Don’t look for a slowdown in healthcare mergers and acquisitions anytime soon. While the era of mega mergers has peaked, one observer says to watch for robust consolidation activity among small health systems and stand-alone hospitals.
How are hospitals and health systems preparing for the financial effects of health insurance exchanges and other key pieces of health reform legislation? One popular strategy that is unlikely to abate any time soon is to consolidate with other providers.
This is a way of creating population health management alliances, preparing for the shift in patient volume to ambulatory settings, and finding economies of scale for supply chain purchasing.
Birth of a Mega System
The latest health system mega merger is between Baylor Health Care System and Scott & White Healthcare, which sealed the deal to create Dallas-based Baylor Scott & White Health in September, almost a year after it was announced.
The combined $8.3 billion organization has 43 hospitals, more than 6,000 physicians, 34,000 employees, and more than 500 patient care sites, making it the largest not-for-profit health system in Texas.
I recently asked Frederick Savelsbergh, who was CFO at Baylor Health Care System and now holds the same position within the new organization, what influenced Baylor’s decision to merge with Scott & White. He said preparing for the impact of the Patient Protection and Affordable Care Act was a major factor.
“Obviously, this is a time of great change in how healthcare is delivered in our country. In this new era, health systems must be prepared for declining reimbursement, high levels of information management, an increasing demand for outpatient services, and the population health management drive to advance the wellness of large groups of patients rather than to focus on sick care,” Savelsbergh says.
“We think that this has led to the need for more partnerships among those who provide healthcare. Baylor Scott & White Health is building a new national model for healthcare delivery engineered to meet the demands of healthcare reform, the changing needs of patients and payers, and the extraordinary advances in clinical care.”
Savelsbergh also says that the union was a long time in the making. “Baylor and Scott & White began talking years ago because we both understood how joining forces could provide us greater strength through this changing time.”
He says the organizations are “like-minded” and are looking to achieve the same strategic and financial goals from the merger.
“Strategically, it’s important to keep in mind that this merger was done to improve care and increase access to care for patients while gaining efficiencies to bend the cost curve.… We expect improved patient outcomes by combining the expertise of primary care physicians, medical specialists and adopting the best practices of both organizations,” Savelsbergh says.
“From a finance perspective, there are a number of ways we are exploring financial improvements, including increased use of technology, supply purchasing, shared best practices, and other operational efficiencies that will benefit the organization and patient services,” he adds.
Smaller M&A Deals Expected in 2014
While the Baylor and Scott & White merger is one of several transactions between major players this year—including Tenet Healthcare Corp’s purchase of Vanguard Health and Community Health Systems’ purchase of Health Management Associates—Lisa Phillips, editor of healthcare data research firm Irving Levin Associate’s Health Care M&A News, doesn’t expect to see many big mergers and acquisitions deals in 2014.
“It’s easy to say [there will be] more of the same, but I don’t think we will see more multi-billion-dollar deals in this sector next year. Perhaps one, but not more,” Phillips says, noting that the Tenet/Vanguard and Community Health/HMA deals represent a total value of $11.9 billion.
Deals at that value level “probably won’t be repeated next year,” she told me.
What Phillips does expect to see is robust consolidation activity among small health systems and stand-alone hospitals.
“The obvious driver is the Affordable Care Act and the changes it requires in the economics of delivering healthcare. That in turn is driving hospitals and health systems to seek greater economies through scaling up, partnering, or merging with other hospitals or health systems,” she says. “One-off deals will continue to happen as the ACA’s full effects kick in.”

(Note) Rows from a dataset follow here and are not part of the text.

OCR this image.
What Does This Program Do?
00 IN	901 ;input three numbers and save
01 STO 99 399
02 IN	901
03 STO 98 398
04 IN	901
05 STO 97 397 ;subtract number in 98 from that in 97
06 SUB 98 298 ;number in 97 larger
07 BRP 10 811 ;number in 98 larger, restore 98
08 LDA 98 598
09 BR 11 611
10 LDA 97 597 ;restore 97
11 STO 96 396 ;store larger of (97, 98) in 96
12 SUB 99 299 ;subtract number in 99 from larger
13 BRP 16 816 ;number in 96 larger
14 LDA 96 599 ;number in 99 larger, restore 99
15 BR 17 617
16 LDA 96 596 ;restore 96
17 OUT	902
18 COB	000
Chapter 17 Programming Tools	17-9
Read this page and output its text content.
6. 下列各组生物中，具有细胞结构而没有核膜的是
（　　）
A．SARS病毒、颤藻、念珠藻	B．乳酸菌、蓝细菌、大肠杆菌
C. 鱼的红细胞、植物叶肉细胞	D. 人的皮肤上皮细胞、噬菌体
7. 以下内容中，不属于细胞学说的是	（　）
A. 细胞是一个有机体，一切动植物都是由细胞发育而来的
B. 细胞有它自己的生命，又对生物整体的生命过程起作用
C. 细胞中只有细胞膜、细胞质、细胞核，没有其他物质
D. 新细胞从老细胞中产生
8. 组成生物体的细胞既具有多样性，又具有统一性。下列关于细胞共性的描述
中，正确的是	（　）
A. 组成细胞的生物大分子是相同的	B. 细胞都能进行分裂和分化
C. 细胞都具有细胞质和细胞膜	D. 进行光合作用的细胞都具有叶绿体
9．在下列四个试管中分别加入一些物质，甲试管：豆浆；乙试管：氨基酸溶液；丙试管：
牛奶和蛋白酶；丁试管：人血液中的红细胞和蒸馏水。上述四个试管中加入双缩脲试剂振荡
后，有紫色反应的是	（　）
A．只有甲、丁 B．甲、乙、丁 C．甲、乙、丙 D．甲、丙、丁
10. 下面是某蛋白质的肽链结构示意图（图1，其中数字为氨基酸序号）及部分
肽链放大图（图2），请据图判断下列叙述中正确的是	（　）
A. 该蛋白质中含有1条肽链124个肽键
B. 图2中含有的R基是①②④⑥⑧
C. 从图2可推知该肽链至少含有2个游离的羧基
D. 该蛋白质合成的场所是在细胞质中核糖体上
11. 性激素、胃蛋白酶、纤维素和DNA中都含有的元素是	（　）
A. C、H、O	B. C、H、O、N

Phillips also predicts that next year’s most vigorous healthcare M&A action will be in post-acute care settings as hospitals and health systems work to improve their ability to provide care outside of the hospital setting and to reduce their readmission rates.

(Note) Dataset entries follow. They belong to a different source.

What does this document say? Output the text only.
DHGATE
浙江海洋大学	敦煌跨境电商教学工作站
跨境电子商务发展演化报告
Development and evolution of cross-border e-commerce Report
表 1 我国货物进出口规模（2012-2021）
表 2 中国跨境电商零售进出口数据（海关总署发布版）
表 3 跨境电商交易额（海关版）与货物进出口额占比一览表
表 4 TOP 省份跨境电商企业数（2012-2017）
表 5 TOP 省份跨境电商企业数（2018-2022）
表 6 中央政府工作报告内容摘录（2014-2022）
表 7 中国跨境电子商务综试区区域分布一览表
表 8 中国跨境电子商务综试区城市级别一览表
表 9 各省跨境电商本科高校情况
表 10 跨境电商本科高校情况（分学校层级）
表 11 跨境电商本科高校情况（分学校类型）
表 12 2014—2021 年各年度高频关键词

“Hospitals that have already merged or aligned with other systems and have secured the physicians medical groups that they need will turn their attention to the post-acute care side of the delivery system,” she says. “I think we’ll see more deals in the home health and hospice, skilled nursing facilities, rehabilitation, and behavioral healthcare sectors as health systems try to nail down their end-to-end care continuums.”